Papagei in Karlsruhe: Von den Eltern verstoßen! Baby-Ara wird per Hand aufgezogen

Das Küken wird per Hand aufgezogen.
Uli Deck/dpa- Ein Baby-Hyazinth-Ara aus dem Zoo Karlsruhe wird per Hand aufgezogen.
- Zoodirektor Reinschmidt kümmert sich rund um die Uhr um das Küken.
- Der Vogel schlüpfte am 11. Mai in Nürnberg und wiegt jetzt 125 Gramm.
- Hyazinth-Aras sind gefährdet, es gibt nur noch etwa 5.000 in der Natur.
- Der Ara wird in etwa 100 Tagen sein Höchstgewicht von 1,8 kg erreichen.
Die Zusammenfassung wurde durch künstliche Intelligenz erstellt.

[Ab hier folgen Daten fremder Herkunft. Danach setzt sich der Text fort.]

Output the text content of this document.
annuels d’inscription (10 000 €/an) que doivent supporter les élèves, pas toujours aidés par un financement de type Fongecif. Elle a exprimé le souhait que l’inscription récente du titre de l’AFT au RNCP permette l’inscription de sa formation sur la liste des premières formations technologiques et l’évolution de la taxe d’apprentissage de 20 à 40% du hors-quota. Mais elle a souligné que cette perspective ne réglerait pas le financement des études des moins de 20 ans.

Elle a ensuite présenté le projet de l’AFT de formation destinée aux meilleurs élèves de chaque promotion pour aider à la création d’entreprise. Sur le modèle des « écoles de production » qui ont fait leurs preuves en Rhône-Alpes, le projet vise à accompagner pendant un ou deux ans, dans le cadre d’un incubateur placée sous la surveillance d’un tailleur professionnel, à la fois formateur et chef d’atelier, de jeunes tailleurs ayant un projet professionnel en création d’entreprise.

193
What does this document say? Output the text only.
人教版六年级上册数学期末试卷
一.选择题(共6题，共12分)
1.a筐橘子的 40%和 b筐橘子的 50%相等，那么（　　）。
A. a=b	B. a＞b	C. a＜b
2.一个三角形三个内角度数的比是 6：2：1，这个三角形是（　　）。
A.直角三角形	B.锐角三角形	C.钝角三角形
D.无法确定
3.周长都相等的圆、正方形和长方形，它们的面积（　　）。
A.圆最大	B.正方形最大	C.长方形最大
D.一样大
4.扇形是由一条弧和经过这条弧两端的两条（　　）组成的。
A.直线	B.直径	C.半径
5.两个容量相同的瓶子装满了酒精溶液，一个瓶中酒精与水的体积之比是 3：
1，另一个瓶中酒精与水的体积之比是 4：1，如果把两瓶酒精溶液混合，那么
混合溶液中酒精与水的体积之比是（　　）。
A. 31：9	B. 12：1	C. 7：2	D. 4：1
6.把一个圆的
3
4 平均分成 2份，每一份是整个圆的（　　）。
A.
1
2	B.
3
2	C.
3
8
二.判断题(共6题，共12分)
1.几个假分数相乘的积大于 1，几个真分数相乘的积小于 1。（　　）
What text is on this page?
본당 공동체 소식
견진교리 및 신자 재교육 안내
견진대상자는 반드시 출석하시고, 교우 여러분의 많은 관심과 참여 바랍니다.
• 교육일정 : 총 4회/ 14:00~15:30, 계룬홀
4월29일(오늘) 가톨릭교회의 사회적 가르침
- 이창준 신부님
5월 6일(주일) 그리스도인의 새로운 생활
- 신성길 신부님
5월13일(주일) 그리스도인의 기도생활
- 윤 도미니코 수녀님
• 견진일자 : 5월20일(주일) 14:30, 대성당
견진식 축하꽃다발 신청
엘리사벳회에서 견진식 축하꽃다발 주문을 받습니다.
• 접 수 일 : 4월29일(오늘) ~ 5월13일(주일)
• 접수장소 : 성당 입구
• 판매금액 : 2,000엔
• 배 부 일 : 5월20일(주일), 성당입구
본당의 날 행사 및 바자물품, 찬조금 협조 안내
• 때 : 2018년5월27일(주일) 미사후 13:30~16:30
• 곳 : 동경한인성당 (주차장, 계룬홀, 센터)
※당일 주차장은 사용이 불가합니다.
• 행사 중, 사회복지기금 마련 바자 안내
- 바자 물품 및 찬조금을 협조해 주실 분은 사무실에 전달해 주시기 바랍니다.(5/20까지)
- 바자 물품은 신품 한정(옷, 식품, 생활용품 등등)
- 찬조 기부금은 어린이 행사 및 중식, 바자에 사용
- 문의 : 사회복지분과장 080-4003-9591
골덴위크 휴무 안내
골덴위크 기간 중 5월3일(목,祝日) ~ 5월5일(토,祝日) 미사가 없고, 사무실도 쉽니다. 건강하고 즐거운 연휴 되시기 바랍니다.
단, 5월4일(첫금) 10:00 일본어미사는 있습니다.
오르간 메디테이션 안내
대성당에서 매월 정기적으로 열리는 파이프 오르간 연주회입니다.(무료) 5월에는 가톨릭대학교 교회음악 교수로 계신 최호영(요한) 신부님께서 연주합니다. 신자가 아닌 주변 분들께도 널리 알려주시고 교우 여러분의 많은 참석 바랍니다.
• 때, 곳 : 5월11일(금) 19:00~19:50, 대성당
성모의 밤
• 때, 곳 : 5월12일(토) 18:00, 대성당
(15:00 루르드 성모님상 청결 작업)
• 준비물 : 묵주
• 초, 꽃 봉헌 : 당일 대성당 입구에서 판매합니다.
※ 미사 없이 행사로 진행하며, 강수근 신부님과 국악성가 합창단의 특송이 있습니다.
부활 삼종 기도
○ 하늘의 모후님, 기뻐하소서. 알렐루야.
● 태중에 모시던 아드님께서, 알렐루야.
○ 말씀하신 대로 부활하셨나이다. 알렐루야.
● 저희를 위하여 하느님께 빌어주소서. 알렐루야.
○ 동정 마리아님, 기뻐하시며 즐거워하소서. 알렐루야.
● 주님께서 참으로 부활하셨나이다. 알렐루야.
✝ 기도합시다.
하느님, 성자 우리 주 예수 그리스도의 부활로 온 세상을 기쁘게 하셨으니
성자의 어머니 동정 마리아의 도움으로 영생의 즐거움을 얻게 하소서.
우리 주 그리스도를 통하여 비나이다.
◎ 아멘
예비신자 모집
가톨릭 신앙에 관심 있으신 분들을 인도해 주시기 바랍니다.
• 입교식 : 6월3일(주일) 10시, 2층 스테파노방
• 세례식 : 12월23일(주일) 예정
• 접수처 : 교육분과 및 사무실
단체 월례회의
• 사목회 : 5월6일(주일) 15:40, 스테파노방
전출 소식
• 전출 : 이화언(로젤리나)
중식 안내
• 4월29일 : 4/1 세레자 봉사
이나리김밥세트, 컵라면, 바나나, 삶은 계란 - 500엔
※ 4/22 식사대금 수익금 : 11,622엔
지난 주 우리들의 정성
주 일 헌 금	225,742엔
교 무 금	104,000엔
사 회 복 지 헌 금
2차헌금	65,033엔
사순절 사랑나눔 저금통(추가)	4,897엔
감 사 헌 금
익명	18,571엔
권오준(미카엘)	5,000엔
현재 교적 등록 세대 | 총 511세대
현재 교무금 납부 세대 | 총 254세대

Da sitzt das Papageienküken in seiner ganzen flaumigen Verletzlichkeit: Mit zartem und noch ziemlich löchrigem Federkleid versehen kuschelt sich ein sehr hungriger kleiner Hyazinth-Ara in die Hand des Karlsruher Zoodirektors Matthias Reinschmidt. Er zieht das erst zwei Wochen alte Küken dieser bedrohten Papageienart mit der Hand auf.
„In meiner warmen Hand fühlt er sich wohl“, sagt Reinschmidt und streichelt das Tier. Geschlüpft ist der Kleine mit ganzen 26 Gramm Gewicht, jetzt bringt der faustgroße Hyazinth-Ara schon stolze 125 Gramm auf die Waage.
Das Vögelchen hat noch keinen Namen
Der kleine, noch namenlose Vogel war am 11. Mai im Tiergarten Nürnberg geschlüpft – allerdings aus einem dritten Ei. Und das ist nicht gut, wie Reinschmidt erläutert: Normalerweise legen Aras zwei Eier und können die daraus schlüpfenden Jungen auch aufziehen. Wird ausnahmsweise aber ein drittes Ei gelegt und auch daraus schlüpft ein Küken, kümmern sich die Eltern nicht darum. Reinschmidt holte das Küken aus Nürnberg und versorgt es seitdem. Ob es ein männlicher oder weiblicher Ara ist, ist noch unklar.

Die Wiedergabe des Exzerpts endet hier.